I know there are similar problems already on the board. However, none of the previously stated questions contain problems where limitations are placed on the BOXES.
Thus, seeing that I am struggling with finding answers to these limitation questions, here is a generalization of different cases of combinatorics problems that I have come across.
A general way of arranging M Distinct Objects into N Identical Boxes With Limitations. i.e (Sterling Numbers of The Second Kind With Limitations placed On Boxes).
Case 1:
Distribute M-Distinct balls into N-Identical Boxes where there are atleast K Boxes that are NOT EMPTY.

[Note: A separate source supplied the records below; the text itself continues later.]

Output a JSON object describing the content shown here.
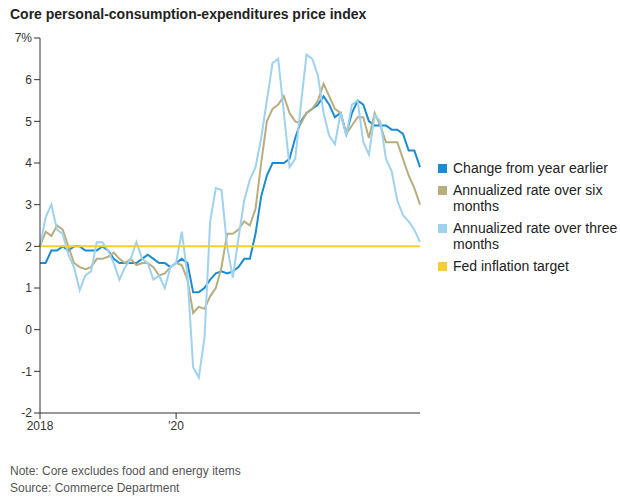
{
  "chart_data": {
    "type": "line",
    "title": "Core personal-consumption-expenditures price index",
    "notes": [
      "Note: Core excludes food and energy items",
      "Source: Commerce Department"
    ],
    "categories": [
      "2018",
      null,
      null,
      null,
      null,
      null,
      null,
      null,
      null,
      null,
      null,
      null,
      null,
      null,
      null,
      null,
      null,
      null,
      null,
      null,
      null,
      null,
      null,
      null,
      "'20",
      null,
      null,
      null,
      null,
      null,
      null,
      null,
      null,
      null,
      null,
      null,
      null,
      null,
      null,
      null,
      null,
      null,
      null,
      null,
      null,
      null,
      null,
      null,
      null,
      null,
      null,
      null,
      null,
      null,
      null,
      null,
      null,
      null,
      null,
      null,
      null,
      null,
      null,
      null,
      null,
      null,
      null,
      null
    ],
    "series": [
      {
        "name": "Change from year earlier",
        "color": "#1a8ccf",
        "values": [
          1.6,
          1.6,
          1.9,
          1.9,
          2.0,
          1.9,
          2.0,
          2.0,
          1.9,
          1.9,
          1.9,
          2.0,
          1.9,
          1.7,
          1.6,
          1.6,
          1.6,
          1.6,
          1.7,
          1.8,
          1.7,
          1.6,
          1.6,
          1.5,
          1.6,
          1.7,
          1.6,
          0.9,
          0.9,
          1.0,
          1.2,
          1.35,
          1.4,
          1.35,
          1.4,
          1.5,
          1.7,
          1.7,
          2.3,
          3.2,
          3.7,
          4.0,
          4.0,
          4.0,
          4.1,
          4.6,
          5.0,
          5.2,
          5.3,
          5.4,
          5.6,
          5.4,
          5.1,
          5.2,
          4.7,
          5.2,
          5.5,
          5.4,
          5.0,
          4.9,
          4.9,
          4.9,
          4.8,
          4.8,
          4.7,
          4.3,
          4.3,
          3.9
        ]
      },
      {
        "name": "Annualized rate over six months",
        "color": "#b8ad7f",
        "values": [
          2.0,
          2.35,
          2.25,
          2.5,
          2.4,
          2.0,
          1.6,
          1.5,
          1.45,
          1.5,
          1.7,
          1.7,
          1.75,
          1.85,
          1.7,
          1.6,
          1.7,
          1.55,
          1.6,
          1.6,
          1.5,
          1.3,
          1.35,
          1.5,
          1.6,
          1.55,
          1.2,
          0.4,
          0.55,
          0.5,
          0.8,
          1.0,
          1.5,
          2.3,
          2.3,
          2.4,
          2.6,
          2.5,
          2.9,
          4.0,
          5.0,
          5.3,
          5.4,
          5.6,
          5.2,
          5.0,
          4.95,
          5.2,
          5.3,
          5.5,
          5.9,
          5.6,
          5.3,
          5.2,
          4.7,
          4.9,
          5.1,
          5.1,
          4.6,
          5.2,
          4.9,
          4.5,
          4.5,
          4.5,
          4.1,
          3.7,
          3.4,
          3.0
        ]
      },
      {
        "name": "Annualized rate over three months",
        "color": "#9fd2ee",
        "values": [
          2.0,
          2.7,
          3.0,
          2.4,
          2.3,
          1.8,
          1.5,
          0.95,
          1.3,
          1.4,
          2.1,
          2.1,
          1.9,
          1.6,
          1.2,
          1.5,
          1.7,
          2.1,
          1.7,
          1.6,
          1.2,
          1.3,
          1.0,
          1.5,
          1.6,
          2.35,
          1.3,
          -0.9,
          -1.15,
          -0.2,
          2.6,
          3.4,
          3.35,
          2.0,
          1.25,
          2.2,
          3.1,
          3.6,
          3.9,
          4.6,
          5.5,
          6.4,
          6.5,
          5.2,
          3.9,
          4.1,
          5.4,
          6.6,
          6.5,
          6.1,
          5.2,
          4.65,
          4.45,
          5.2,
          4.65,
          5.4,
          5.5,
          4.5,
          4.2,
          5.15,
          5.0,
          4.1,
          3.8,
          3.1,
          2.75,
          2.6,
          2.4,
          2.1
        ]
      },
      {
        "name": "Fed inflation target",
        "color": "#f5cf2e",
        "values": [
          2,
          2,
          2,
          2,
          2,
          2,
          2,
          2,
          2,
          2,
          2,
          2,
          2,
          2,
          2,
          2,
          2,
          2,
          2,
          2,
          2,
          2,
          2,
          2,
          2,
          2,
          2,
          2,
          2,
          2,
          2,
          2,
          2,
          2,
          2,
          2,
          2,
          2,
          2,
          2,
          2,
          2,
          2,
          2,
          2,
          2,
          2,
          2,
          2,
          2,
          2,
          2,
          2,
          2,
          2,
          2,
          2,
          2,
          2,
          2,
          2,
          2,
          2,
          2,
          2,
          2,
          2,
          2
        ]
      }
    ],
    "ylim": [
      -2,
      7
    ],
    "yticks": [
      -2,
      -1,
      0,
      1,
      2,
      3,
      4,
      5,
      6,
      {
        "value": 7,
        "label": "7%"
      }
    ],
    "grid": false,
    "legend": "right"
  }
}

Example: S(5,3); where there are ATLEAST 3 boxes that are Not Empty.
Case 2:
Distribute M-Distinct balls into N-Identical Boxes where there are atmost K Boxes that are NOT EMPTY.
Example: S(5,3); where there are at most 3 boxes that are Not Empty.
Sterling numbers of the second kind, e.g. S(5,3) count partitions of a set of 5 objects into 3 blocks, where none of the boxes are empty. What you're suggesting has 3 parameters, say S(n,m,k), a partition of a set of n objects into at most m blocks where at least k are used. But that would just be $\sum_{i=k}^{m} S(n,i)$; the possible number of blocks used goes from k to m, and from there, it's just Sterling numbers of the second kind.
Your second case, if I understand correctly, would just be the number of partitions of a set of n objects into at most k parts, in which case the m isn't really relevant unless m < k. If k $\leq$ m, then it's just $\sum_{i=1}^{k} S(n,i)$. If m < k, then the sum just goes from 1 to m. Either way, you never use more than k parts.